In South Africa, the Farmer Support Group, is helping farmers to use still photography to monitor and evaluate their activities such as land preparation and planting by making use of digital cameras. In the opinion of the farmers, documentation through pictures is good to maintain memories of the past and as encouragement to continue good practices.
Power Point Presentation:
Bolivia and South Africa.ppt
The case of the Rural Empowerment Network, presented by Eria Bwana Simba from REN
Rural Empowerment Network (REN) provides a Question and Answer Service (QAS) voucher system to farmers. Vouchers are used to turn farmers’ information needs into demand for information. The vouchers are handed out to farmers to entitle them to ask questions of their choice and to get answers from expert farmers among the participating farmer groups. REN is currently working to incorporate Farmer Led Documentation (FLD) in this process by training and involving farmers in formulating, capturing, and documenting their questions and answers.

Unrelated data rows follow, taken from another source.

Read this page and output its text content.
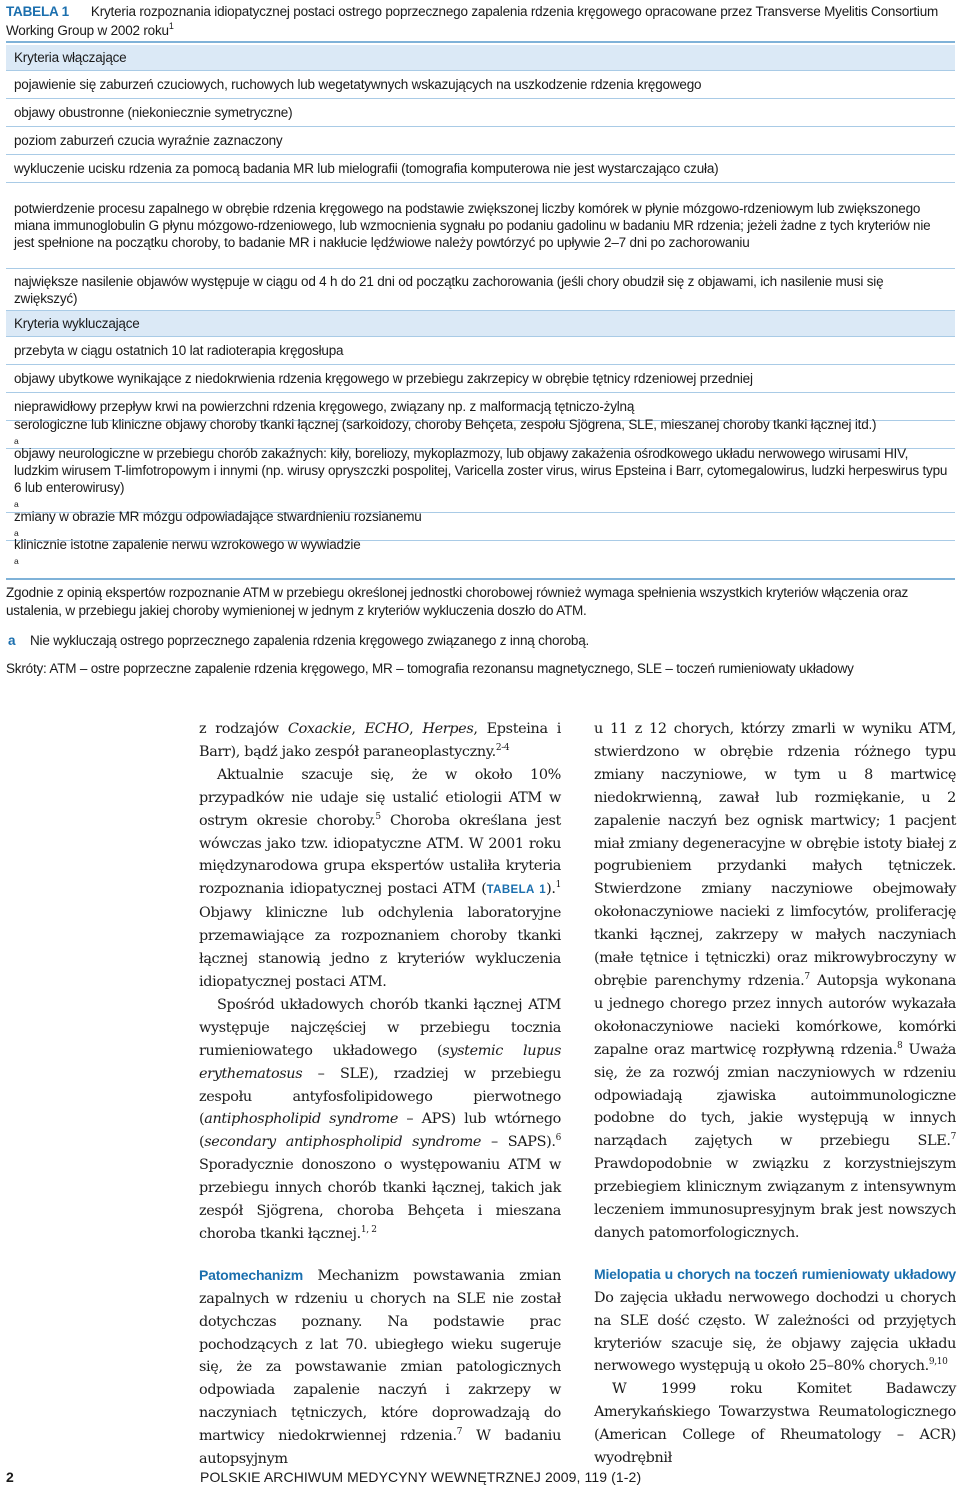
TABELA 1 Kryteria rozpoznania idiopatycznej postaci ostrego poprzecznego zapalenia rdzenia kręgowego opracowane przez Transverse Myelitis Consortium Working Group w 2002 roku$^1$
Kryteria włączające
pojawienie się zaburzeń czuciowych, ruchowych lub wegetatywnych wskazujących na uszkodzenie rdzenia kręgowego
objawy obustronne (niekoniecznie symetryczne)
poziom zaburzeń czucia wyraźnie zaznaczony
wykluczenie ucisku rdzenia za pomocą badania MR lub mielografii (tomografia komputerowa nie jest wystarczająco czuła)
potwierdzenie procesu zapalnego w obrębie rdzenia kręgowego na podstawie zwiększonej liczby komórek w płynie mózgowo-rdzeniowym lub zwiększonego miana immunoglobulin G płynu mózgowo-rdzeniowego, lub wzmocnienia sygnału po podaniu gadolinu w badaniu MR rdzenia; jeżeli żadne z tych kryteriów nie jest spełnione na początku choroby, to badanie MR i nakłucie lędźwiowe należy powtórzyć po upływie 2–7 dni po zachorowaniu
największe nasilenie objawów występuje w ciągu od 4 h do 21 dni od początku zachorowania (jeśli chory obudził się z objawami, ich nasilenie musi się zwiększyć)
Kryteria wykluczające
przebyta w ciągu ostatnich 10 lat radioterapia kręgosłupa
objawy ubytkowe wynikające z niedokrwienia rdzenia kręgowego w przebiegu zakrzepicy w obrębie tętnicy rdzeniowej przedniej
nieprawidłowy przepływ krwi na powierzchni rdzenia kręgowego, związany np. z malformacją tętniczo-żylną
serologiczne lub kliniczne objawy choroby tkanki łącznej (sarkoidozy, choroby Behçeta, zespołu Sjögrena, SLE, mieszanej choroby tkanki łącznej itd.)
$^a$
objawy neurologiczne w przebiegu chorób zakaźnych: kiły, boreliozy, mykoplazmozy, lub objawy zakażenia ośrodkowego układu nerwowego wirusami HIV, ludzkim wirusem T-limfotropowym i innymi (np. wirusy opryszczki pospolitej, Varicella zoster virus, wirus Epsteina i Barr, cytomegalowirus, ludzki herpeswirus typu 6 lub enterowirusy)
$^a$
zmiany w obrazie MR mózgu odpowiadające stwardnieniu rozsianemu
$^a$
klinicznie istotne zapalenie nerwu wzrokowego w wywiadzie
$^a$

Zgodnie z opinią ekspertów rozpoznanie ATM w przebiegu określonej jednostki chorobowej również wymaga spełnienia wszystkich kryteriów włączenia oraz ustalenia, w przebiegu jakiej choroby wymienionej w jednym z kryteriów wykluczenia doszło do ATM.

a Nie wykluczają ostrego poprzecznego zapalenia rdzenia kręgowego związanego z inną chorobą.

Skróty: ATM – ostre poprzeczne zapalenie rdzenia kręgowego, MR – tomografia rezonansu magnetycznego, SLE – toczeń rumieniowaty układowy

z rodzajów Coxackie, ECHO, Herpes, Epsteina i Barr), bądź jako zespół paraneoplastyczny.$^{2-4}$

Aktualnie szacuje się, że w około 10% przypadków nie udaje się ustalić etiologii ATM w ostrym okresie choroby.$^5$ Choroba określana jest wówczas jako tzw. idiopatyczne ATM. W 2001 roku międzynarodowa grupa ekspertów ustaliła kryteria rozpoznania idiopatycznej postaci ATM (TABELA 1).$^1$ Objawy kliniczne lub odchylenia laboratoryjne przemawiające za rozpoznaniem choroby tkanki łącznej stanowią jedno z kryteriów wykluczenia idiopatycznej postaci ATM.

Spośród układowych chorób tkanki łącznej ATM występuje najczęściej w przebiegu tocznia rumieniowatego układowego (systemic lupus erythematosus – SLE), rzadziej w przebiegu zespołu antyfosfolipidowego pierwotnego (antiphospholipid syndrome – APS) lub wtórnego (secondary antiphospholipid syndrome – SAPS).$^6$ Sporadycznie donoszono o występowaniu ATM w przebiegu innych chorób tkanki łącznej, takich jak zespół Sjögrena, choroba Behçeta i mieszana choroba tkanki łącznej.$^{1, 2}$

Patomechanizm Mechanizm powstawania zmian zapalnych w rdzeniu u chorych na SLE nie został dotychczas poznany. Na podstawie prac pochodzących z lat 70. ubiegłego wieku sugeruje się, że za powstawanie zmian patologicznych odpowiada zapalenie naczyń i zakrzepy w naczyniach tętniczych, które doprowadzają do martwicy niedokrwiennej rdzenia.$^7$ W badaniu autopsyjnym

u 11 z 12 chorych, którzy zmarli w wyniku ATM, stwierdzono w obrębie rdzenia różnego typu zmiany naczyniowe, w tym u 8 martwicę niedokrwienną, zawał lub rozmiękanie, u 2 zapalenie naczyń bez ognisk martwicy; 1 pacjent miał zmiany degeneracyjne w obrębie istoty białej z pogrubieniem przydanki małych tętniczek. Stwierdzone zmiany naczyniowe obejmowały okołonaczyniowe nacieki z limfocytów, proliferację tkanki łącznej, zakrzepy w małych naczyniach (małe tętnice i tętniczki) oraz mikrowybroczyny w obrębie parenchymy rdzenia.$^7$ Autopsja wykonana u jednego chorego przez innych autorów wykazała okołonaczyniowe nacieki komórkowe, komórki zapalne oraz martwicę rozpływną rdzenia.$^8$ Uważa się, że za rozwój zmian naczyniowych w rdzeniu odpowiadają zjawiska autoimmunologiczne podobne do tych, jakie występują w innych narządach zajętych w przebiegu SLE.$^7$ Prawdopodobnie w związku z korzystniejszym przebiegiem klinicznym związanym z intensywnym leczeniem immunosupresyjnym brak jest nowszych danych patomorfologicznych.

Mielopatia u chorych na toczeń rumieniowaty układowy Do zajęcia układu nerwowego dochodzi u chorych na SLE dość często. W zależności od przyjętych kryteriów szacuje się, że objawy zajęcia układu nerwowego występują u około 25–80% chorych.$^{9,10}$

W 1999 roku Komitet Badawczy Amerykańskiego Towarzystwa Reumatologicznego (American College of Rheumatology – ACR) wyodrębnił

2	POLSKIE ARCHIWUM MEDYCYNY WEWNĘTRZNEJ 2009, 119 (1-2)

The Traditional Knowledge journal and the Community Biodiversity Register, presented by Pablo Eyzaguirre from Bioversity International
The Kitui Adult Women’s Group (KWAG) is a community based organization in Kitui, Kenya. The group promotes self help through women’s agricultural and environmental activities. Key to their interest is the need for income, to keep the community together by providing opportunities for young people to remain in the community and to transmit the cultural knowledge of elders. The group came up with the project on documentation of the bottle gourd which was close to their culture, had multiple uses as food and containers was a potential source of income from tourist markets. They adopted the TK Journal Methodology which was then presented to several Kenyan communities.
The Community Biodiversity Register is a register in which farmers keep an inventory of their biodiversity and associated knowledge and through which they can monitor local crop diversity for the community’s benefits and needs. The register is intended to support monitoring, marketing and exchange of crop genetic diversity in the form of seeds and planting material and also to establish a record of community ownership and document collective or community-based innovation in crop improvements and combat biopiracy.
Word doc:
TKJ and CBR Descrptions.doc
Power Point Presentation:
Eyzaguirre_Sthapit CBR FLD workshop 28 Sept 07.zip
The use of Participatory Video from ACDEP (Association of Church Development Projects), presented by Miranda Verburg from ETC
In Ghana farmers are involved in filming their experiences and practices. They determine what is to be filmed, where the activities are to be filmed and who will conduct the interviews. These processes are however, facilitated by the extension staff, while a professional video crew carry out the shooting. The video documentation has successfully been carried out in 15 communities in Northern Ghana.
Power Point Presentation: not used
PV Ghana:
The Isangati Agricultural Development Organisation (IADO), presented by Wilma Roem from ILEIA:
A good example of the documentation process and the analysis of the process is the case of the Isangati Agricultural Development Organisation (IADO), a local NCO in the Mbeya district in south-west Tanzania. In2006 IADO took part in the documentation workshop organized by VECO Tanzania and ILEIA. The result of this exercise was an article published in LEISA Magazine Vol 23 no 2 pg 12-13, June 2007. Farmers were involved in the documentation of their experiences with cloning resistant coffee plants, though the documentation was led by IADO, Tanzania.